Ketua Himpunan Masyarakat Petambak Garam (HMPG) Jawa Timur Mohammad Hasan, yang dihubungi dari Jakarta, Kamis (13/6/2019), mengkhawatirkan harga garam yang merosot berlanjut pada musim produksi tahun ini.
Pada Juni 2018, harga stok garam di tingkat petambak Rp 1.850 per kg. Pada akhir musim produksi, November 2018, harga garam turun menjadi Rp 1.600 per kg. Kemudian, memasuki Juni 2019, harga stok garam di tingkat petambak tinggal Rp 800-Rp 900 per kg atau turun hampir 50 persen jika dibandingkan dengan periode yang sama tahun lalu.
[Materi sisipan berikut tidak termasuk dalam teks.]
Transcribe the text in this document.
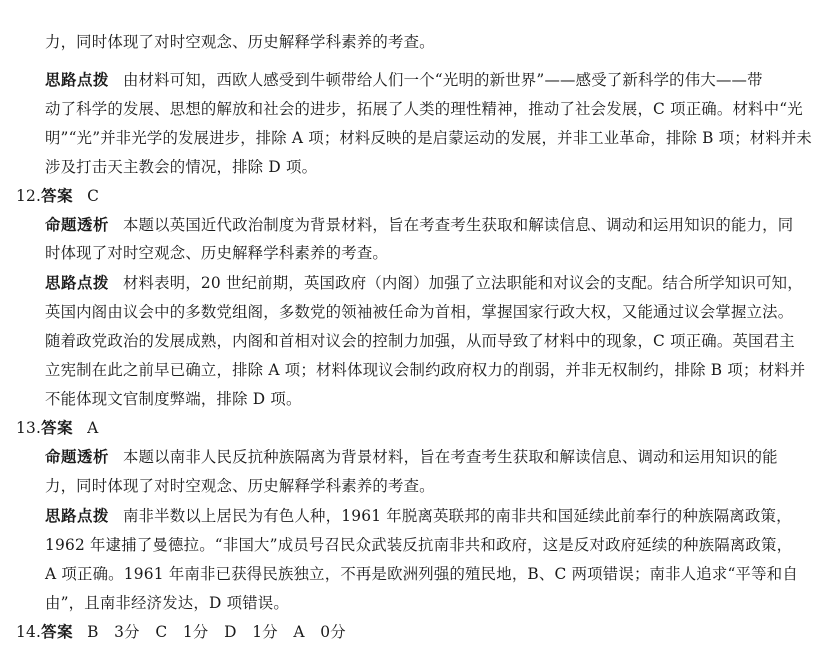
力，同时体现了对时空观念、历史解释学科素养的考查。
思路点拨 由材料可知，西欧人感受到牛顿带给人们一个“光明的新世界”——感受了新科学的伟大——带
动了科学的发展、思想的解放和社会的进步，拓展了人类的理性精神，推动了社会发展，C 项正确。材料中“光
明”“光”并非光学的发展进步，排除 A 项；材料反映的是启蒙运动的发展，并非工业革命，排除 B 项；材料并未
涉及打击天主教会的情况，排除 D 项。
12.答案 C
命题透析 本题以英国近代政治制度为背景材料，旨在考查考生获取和解读信息、调动和运用知识的能力，同
时体现了对时空观念、历史解释学科素养的考查。
思路点拨 材料表明，20 世纪前期，英国政府（内阁）加强了立法职能和对议会的支配。结合所学知识可知，
英国内阁由议会中的多数党组阁，多数党的领袖被任命为首相，掌握国家行政大权，又能通过议会掌握立法。
随着政党政治的发展成熟，内阁和首相对议会的控制力加强，从而导致了材料中的现象，C 项正确。英国君主
立宪制在此之前早已确立，排除 A 项；材料体现议会制约政府权力的削弱，并非无权制约，排除 B 项；材料并
不能体现文官制度弊端，排除 D 项。
13.答案 A
命题透析 本题以南非人民反抗种族隔离为背景材料，旨在考查考生获取和解读信息、调动和运用知识的能
力，同时体现了对时空观念、历史解释学科素养的考查。
思路点拨 南非半数以上居民为有色人种，1961 年脱离英联邦的南非共和国延续此前奉行的种族隔离政策，
1962 年逮捕了曼德拉。“非国大”成员号召民众武装反抗南非共和政府，这是反对政府延续的种族隔离政策，
A 项正确。1961 年南非已获得民族独立，不再是欧洲列强的殖民地，B、C 两项错误；南非人追求“平等和自
由”，且南非经济发达，D 项错误。
14.答案 B　3分　C　1分　D　1分　A　0分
Hasan menambahkan, fluktuasi harga garam yang tajam adalah persoalan klasik akibat ketiadaan sistem tata niaga garam. Hingga kini, pemerintah tak kunjung menetapkan harga patokan pemerintah (HPP) untuk komoditas garam.
”Harga garam sangat fluktuatif tanpa standar. Kalau pertengahan tahun lalu harga garam bisa tinggi, kenapa sekarang harga terjun bebas? Tanpa kebijakan tata niaga garam, harga garam akan terus terombang-ambing dan memukul semangat petambak untuk berproduksi,” katanya.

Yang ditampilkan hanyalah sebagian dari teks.